Alizadeh Madeline, Wong Uni, Siaton Bernadette C, Patil Seema A, George Lauren, Raufman Jean-Pierre, Scott William H, von Rosenvinge Erik C, Ravel Jacques, Cross Raymond K
Institute for Genome Sciences, University of Maryland School of Medicine, Baltimore, MD, USA.
Division of Gastroenterology and Hepatology, Department of Medicine, University of Maryland School of Medicine, Baltimore, MD, USA.
Heliyon. 2024 Feb 18;10(4):e26571. doi: 10.1016/j.heliyon.2024.e26571. eCollection 2024 Feb 29.
Inflammatory Bowel Disease (IBD)-associated arthritis is a frequent and potentially debilitating complication of IBD, that can affect those with or without active intestinal disease, and is often difficult to treat. The microbiome is known to play a role in IBD development and has been shown to be associated with inflammatory arthritis without concomitant IBD, but its role in IBD-associated arthritis is still unexplored. Further, disease localization is associated with development of IBD-associated arthritis, and stool compositional profiles are predictive of disease localization, yet mucosal location-specific microbiomes have not been well characterized. To address this gap in understanding, we designed a study (LOCATION-IBD) to characterize the mucosa-associated intestinal microbiome and metabolome in IBD-associated arthritis.

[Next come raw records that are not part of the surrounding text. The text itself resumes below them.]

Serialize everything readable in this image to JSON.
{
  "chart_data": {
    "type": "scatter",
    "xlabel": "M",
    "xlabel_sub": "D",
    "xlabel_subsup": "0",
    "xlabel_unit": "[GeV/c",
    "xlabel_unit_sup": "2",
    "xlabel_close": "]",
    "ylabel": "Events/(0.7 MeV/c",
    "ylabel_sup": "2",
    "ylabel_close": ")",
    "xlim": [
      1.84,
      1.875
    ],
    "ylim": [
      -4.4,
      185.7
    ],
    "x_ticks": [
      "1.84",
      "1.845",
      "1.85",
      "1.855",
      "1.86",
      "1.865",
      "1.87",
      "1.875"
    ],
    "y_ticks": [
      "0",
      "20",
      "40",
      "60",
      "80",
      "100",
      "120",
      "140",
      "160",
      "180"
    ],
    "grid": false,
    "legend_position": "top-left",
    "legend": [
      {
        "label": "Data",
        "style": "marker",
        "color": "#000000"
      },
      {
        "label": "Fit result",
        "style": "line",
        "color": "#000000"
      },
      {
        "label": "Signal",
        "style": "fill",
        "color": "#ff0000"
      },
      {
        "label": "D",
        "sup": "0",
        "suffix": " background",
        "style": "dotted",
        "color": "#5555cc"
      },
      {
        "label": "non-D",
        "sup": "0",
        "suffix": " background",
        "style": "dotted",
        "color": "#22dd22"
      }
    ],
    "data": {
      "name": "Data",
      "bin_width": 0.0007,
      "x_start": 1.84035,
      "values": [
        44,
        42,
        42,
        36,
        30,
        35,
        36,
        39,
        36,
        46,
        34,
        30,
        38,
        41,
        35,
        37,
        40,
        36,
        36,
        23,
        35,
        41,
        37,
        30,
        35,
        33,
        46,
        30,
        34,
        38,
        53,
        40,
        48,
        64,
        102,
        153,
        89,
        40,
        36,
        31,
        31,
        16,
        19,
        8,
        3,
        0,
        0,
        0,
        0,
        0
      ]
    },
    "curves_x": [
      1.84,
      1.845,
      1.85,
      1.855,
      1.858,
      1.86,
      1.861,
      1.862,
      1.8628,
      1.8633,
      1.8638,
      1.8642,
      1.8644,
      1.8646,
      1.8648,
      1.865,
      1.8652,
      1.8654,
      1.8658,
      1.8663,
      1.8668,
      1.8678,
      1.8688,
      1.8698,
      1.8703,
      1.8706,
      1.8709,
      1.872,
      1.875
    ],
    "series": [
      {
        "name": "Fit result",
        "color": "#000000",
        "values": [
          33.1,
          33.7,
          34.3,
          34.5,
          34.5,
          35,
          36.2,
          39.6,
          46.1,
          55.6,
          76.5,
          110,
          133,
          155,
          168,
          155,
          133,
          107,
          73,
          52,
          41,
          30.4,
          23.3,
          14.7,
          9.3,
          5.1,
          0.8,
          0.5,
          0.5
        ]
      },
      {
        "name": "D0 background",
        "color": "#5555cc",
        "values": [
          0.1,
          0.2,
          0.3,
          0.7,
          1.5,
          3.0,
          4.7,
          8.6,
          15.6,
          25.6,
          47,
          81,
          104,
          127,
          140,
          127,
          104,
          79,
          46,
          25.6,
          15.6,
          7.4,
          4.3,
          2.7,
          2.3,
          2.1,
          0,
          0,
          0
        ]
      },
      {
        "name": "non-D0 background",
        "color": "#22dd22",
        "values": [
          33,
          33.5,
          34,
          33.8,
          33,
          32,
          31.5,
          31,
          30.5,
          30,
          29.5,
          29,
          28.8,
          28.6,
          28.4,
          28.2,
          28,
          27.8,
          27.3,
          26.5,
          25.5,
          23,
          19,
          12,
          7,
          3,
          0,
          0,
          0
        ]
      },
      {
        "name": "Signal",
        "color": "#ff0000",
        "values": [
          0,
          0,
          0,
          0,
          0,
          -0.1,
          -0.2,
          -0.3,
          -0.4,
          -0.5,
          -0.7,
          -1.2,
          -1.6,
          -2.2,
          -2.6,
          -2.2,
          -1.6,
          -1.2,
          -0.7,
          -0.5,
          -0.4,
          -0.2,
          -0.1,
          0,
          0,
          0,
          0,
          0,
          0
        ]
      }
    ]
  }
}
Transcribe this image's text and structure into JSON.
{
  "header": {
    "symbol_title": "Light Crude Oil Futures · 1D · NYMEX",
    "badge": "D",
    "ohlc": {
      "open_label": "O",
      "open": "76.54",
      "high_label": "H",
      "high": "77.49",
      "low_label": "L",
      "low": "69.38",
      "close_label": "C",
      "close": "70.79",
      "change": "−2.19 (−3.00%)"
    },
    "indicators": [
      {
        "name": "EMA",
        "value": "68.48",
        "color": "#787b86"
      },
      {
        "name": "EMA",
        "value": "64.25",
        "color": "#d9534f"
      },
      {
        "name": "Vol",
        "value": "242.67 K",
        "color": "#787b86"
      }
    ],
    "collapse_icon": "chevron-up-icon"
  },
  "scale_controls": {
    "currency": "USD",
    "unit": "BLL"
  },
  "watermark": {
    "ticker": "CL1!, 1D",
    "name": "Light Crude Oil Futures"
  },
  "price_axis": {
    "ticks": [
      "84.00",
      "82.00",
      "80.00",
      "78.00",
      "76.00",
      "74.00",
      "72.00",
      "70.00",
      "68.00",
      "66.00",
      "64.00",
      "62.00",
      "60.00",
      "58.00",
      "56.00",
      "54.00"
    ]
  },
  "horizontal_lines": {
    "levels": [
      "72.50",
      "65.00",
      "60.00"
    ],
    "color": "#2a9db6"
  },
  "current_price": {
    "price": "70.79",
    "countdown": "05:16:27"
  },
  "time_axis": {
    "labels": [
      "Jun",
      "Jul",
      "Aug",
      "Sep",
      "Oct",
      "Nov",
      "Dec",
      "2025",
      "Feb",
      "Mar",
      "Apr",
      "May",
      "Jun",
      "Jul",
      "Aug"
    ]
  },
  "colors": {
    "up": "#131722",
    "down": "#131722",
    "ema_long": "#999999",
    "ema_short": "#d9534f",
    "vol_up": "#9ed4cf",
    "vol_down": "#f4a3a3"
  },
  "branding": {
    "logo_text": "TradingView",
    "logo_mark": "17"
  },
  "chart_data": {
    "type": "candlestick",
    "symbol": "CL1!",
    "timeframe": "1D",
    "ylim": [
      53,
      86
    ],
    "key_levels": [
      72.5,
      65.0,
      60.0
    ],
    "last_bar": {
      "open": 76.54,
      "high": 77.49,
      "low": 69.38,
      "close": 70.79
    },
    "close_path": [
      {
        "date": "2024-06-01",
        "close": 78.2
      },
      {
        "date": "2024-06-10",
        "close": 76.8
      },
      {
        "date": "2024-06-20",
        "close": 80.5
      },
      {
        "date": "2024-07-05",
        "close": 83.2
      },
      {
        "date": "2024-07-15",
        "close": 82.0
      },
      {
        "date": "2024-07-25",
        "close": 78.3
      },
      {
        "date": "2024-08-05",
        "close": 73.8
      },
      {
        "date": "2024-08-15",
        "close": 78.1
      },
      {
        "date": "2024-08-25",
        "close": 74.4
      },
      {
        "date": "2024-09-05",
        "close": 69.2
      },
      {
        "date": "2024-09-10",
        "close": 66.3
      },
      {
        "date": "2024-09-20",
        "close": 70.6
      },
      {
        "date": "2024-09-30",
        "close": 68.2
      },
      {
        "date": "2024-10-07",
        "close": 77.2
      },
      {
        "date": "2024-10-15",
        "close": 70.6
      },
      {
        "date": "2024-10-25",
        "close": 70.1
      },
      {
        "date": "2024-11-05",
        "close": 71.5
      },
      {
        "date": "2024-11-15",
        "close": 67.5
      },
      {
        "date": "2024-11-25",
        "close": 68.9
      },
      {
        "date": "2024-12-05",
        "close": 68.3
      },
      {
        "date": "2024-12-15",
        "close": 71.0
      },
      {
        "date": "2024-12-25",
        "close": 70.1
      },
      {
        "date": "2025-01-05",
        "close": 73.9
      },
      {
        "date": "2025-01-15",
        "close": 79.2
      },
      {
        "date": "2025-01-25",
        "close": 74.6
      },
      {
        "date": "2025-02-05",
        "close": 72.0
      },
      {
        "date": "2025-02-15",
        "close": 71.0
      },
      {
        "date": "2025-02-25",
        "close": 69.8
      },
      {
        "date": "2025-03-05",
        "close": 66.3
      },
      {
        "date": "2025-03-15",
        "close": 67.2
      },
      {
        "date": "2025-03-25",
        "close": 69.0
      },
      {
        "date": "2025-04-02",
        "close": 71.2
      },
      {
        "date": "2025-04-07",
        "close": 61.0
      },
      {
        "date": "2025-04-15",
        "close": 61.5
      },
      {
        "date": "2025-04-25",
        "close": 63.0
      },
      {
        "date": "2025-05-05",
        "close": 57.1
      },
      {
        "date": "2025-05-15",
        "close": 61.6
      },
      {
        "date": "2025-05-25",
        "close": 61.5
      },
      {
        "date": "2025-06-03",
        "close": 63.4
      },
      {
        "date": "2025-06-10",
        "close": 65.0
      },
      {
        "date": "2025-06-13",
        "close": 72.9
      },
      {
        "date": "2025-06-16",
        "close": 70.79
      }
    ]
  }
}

Adults with an established diagnosis of IBD undergoing clinical colonoscopy between May of 2021 and February of 2023 were invited to participate in this study; those interested in participation who met inclusion criteria were enrolled. Prior to enrollment, participants were stratified into those with or without IBD-associated arthritis. All participants were interviewed and had clinical and demographic data collected, and 97.8% completed clinical colonoscopy with biopsy collection.
A total of 182 participants, 53 with confirmed IBD-associated arthritis, were enrolled in this study, resulting in 1151 biopsies obtained for microbiome and metabolome analysis (median 6, mean 6.3 per participant). Clinical and demographic data obtained from the study population will be analyzed with microbiome and metabolome data obtained from biopsies, with the goal of better understanding the mechanisms underpinning the host-microbiome relationship associated the development of IBD-associated arthritis.
炎症性肠病(IBD)相关关节炎是IBD常见且可能导致功能障碍的并发症,可影响有或无活动性肠道疾病的患者,且通常难以治疗。已知微生物群在IBD的发展中起作用,并且已显示与无IBD伴发的炎性关节炎相关,但其在IBD相关关节炎中的作用仍未得到探索。此外,疾病定位与IBD相关关节炎的发展相关,粪便成分谱可预测疾病定位,但黏膜部位特异性微生物群尚未得到很好的表征。为了填补这一认知空白,我们设计了一项研究(LOCATION - IBD),以表征IBD相关关节炎中黏膜相关肠道微生物群和代谢组。
邀请2021年5月至2023年2月期间接受临床结肠镜检查且确诊为IBD的成年人参与本研究;符合纳入标准且有兴趣参与的人被纳入研究。在纳入研究之前,参与者被分为有或无IBD相关关节炎两组。所有参与者均接受访谈并收集临床和人口统计学数据,97.8%的参与者完成了结肠镜检查并采集了活检样本。
本研究共纳入182名参与者,其中53名确诊为IBD相关关节炎,共获得1151份用于微生物群和代谢组分析的活检样本(中位数为6份,每位参与者平均6.3份)。将对从研究人群中获得的临床和人口统计学数据与从活检样本中获得的微生物群和代谢组数据进行分析,目的是更好地了解与IBD相关关节炎发展相关的宿主 - 微生物群关系的潜在机制。